Sean switched off the transceiver, then bent down to pick up his pack. Kyra and Sandy did the same, but as they approached the tram, they noticed that its door remained shut. He was wondering why when he heard a sound behind him, and turned to see a transparent barrier slide down from the ceiling, sealing off the platform from the rest of the station.
“What's going on?” Kyra's eyes widened in alarm. “Why . . . ?”
A moment later, there was the sound of rushing air as vents opened within the ceiling. Sean suddenly understood; the tram didn't have its own airlock, so this part of the station had become one; the vents were flooding the platform with an oxygen-nitrogen mix while removing the ammonia-rich atmosphere of the
arsashi
habitat. As if to confirm this, he felt his ears pop as the pressure decreased slightly.
“Nice arrangement,” he said. “They think of everything, don't they?”
Kyra nodded but didn't speak.

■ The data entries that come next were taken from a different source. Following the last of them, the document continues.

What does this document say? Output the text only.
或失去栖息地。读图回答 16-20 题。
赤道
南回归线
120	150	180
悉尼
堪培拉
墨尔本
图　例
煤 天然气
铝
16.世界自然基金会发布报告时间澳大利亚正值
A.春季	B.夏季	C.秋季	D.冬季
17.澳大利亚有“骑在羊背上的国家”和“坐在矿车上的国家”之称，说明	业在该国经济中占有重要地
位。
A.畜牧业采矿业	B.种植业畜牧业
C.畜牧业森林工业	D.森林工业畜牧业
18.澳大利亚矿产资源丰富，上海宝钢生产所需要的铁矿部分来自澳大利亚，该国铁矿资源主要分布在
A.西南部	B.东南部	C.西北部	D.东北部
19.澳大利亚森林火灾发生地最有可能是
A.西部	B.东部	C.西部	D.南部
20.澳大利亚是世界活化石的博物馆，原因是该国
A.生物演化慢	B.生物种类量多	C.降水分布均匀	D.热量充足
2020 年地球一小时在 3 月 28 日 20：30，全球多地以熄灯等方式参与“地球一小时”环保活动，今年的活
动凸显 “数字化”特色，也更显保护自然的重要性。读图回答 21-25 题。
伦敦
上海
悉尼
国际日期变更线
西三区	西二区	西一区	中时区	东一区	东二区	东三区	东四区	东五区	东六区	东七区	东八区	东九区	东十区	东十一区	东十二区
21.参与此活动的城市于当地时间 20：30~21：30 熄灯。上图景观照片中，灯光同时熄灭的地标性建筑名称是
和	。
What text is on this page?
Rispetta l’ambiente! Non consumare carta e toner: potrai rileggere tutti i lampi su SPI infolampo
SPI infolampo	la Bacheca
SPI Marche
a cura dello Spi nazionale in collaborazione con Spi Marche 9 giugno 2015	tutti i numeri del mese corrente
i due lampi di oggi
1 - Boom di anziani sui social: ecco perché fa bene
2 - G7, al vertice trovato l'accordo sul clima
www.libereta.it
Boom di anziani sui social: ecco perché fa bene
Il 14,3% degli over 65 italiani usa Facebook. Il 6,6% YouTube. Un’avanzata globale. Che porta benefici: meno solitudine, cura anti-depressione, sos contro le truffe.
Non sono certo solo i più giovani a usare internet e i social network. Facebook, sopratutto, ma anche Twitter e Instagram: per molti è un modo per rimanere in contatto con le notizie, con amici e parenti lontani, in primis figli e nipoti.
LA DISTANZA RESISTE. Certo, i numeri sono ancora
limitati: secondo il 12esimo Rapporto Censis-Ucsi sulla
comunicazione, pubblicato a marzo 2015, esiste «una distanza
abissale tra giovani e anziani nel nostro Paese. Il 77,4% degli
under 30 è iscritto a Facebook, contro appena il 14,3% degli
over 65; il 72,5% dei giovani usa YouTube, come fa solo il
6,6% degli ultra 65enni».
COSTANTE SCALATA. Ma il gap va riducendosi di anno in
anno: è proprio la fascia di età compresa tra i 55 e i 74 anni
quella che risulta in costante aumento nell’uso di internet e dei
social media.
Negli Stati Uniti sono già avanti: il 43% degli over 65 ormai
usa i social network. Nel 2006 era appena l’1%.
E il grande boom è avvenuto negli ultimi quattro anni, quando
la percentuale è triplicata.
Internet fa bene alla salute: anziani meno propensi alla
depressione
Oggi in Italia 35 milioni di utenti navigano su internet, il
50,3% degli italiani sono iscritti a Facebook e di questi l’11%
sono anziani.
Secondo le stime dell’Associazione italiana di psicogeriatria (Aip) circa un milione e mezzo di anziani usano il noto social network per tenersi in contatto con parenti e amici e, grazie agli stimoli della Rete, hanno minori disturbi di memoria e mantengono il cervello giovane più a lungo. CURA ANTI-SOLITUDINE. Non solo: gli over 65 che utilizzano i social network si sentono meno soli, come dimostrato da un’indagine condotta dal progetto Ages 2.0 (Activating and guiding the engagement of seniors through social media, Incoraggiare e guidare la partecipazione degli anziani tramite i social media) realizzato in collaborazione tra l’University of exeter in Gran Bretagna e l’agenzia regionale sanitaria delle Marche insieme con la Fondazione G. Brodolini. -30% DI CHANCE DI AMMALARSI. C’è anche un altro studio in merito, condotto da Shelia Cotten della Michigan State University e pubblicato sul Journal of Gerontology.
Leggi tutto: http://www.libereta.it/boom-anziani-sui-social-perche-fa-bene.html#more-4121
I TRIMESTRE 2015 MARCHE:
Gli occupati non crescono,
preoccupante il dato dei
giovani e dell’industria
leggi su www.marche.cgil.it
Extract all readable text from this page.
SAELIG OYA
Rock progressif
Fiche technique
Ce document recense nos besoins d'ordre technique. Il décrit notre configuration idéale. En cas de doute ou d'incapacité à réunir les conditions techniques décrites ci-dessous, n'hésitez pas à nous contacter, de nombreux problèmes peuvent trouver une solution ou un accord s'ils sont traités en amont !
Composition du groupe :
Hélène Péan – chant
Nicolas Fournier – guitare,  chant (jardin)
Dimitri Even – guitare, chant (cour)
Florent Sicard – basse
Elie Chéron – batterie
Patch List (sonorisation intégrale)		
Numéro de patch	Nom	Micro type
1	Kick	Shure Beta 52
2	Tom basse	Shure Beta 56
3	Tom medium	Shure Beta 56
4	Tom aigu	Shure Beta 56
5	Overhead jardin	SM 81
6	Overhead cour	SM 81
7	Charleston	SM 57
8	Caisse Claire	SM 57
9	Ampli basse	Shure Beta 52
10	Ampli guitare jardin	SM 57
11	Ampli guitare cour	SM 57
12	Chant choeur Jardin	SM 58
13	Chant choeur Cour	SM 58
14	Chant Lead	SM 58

She seemed apprehensive about boarding the tram. Stepping closer to her, Sean took her hand, gave it a reassuring squeeze. As before, he couldn't see her expression through her airmask, but she gripped his fingers tightly within her own.
The rush of air slowly faded, then the tram's doors slid open. They carried their packs inside, dropped them in a vacant area in front of the doors. The benches looked rather uncomfortable, but at least they were padded.
“Whoa. What is this?” Sandy jumped up from the bench she had just attempted to sit upon. “This thing just grabbed me!”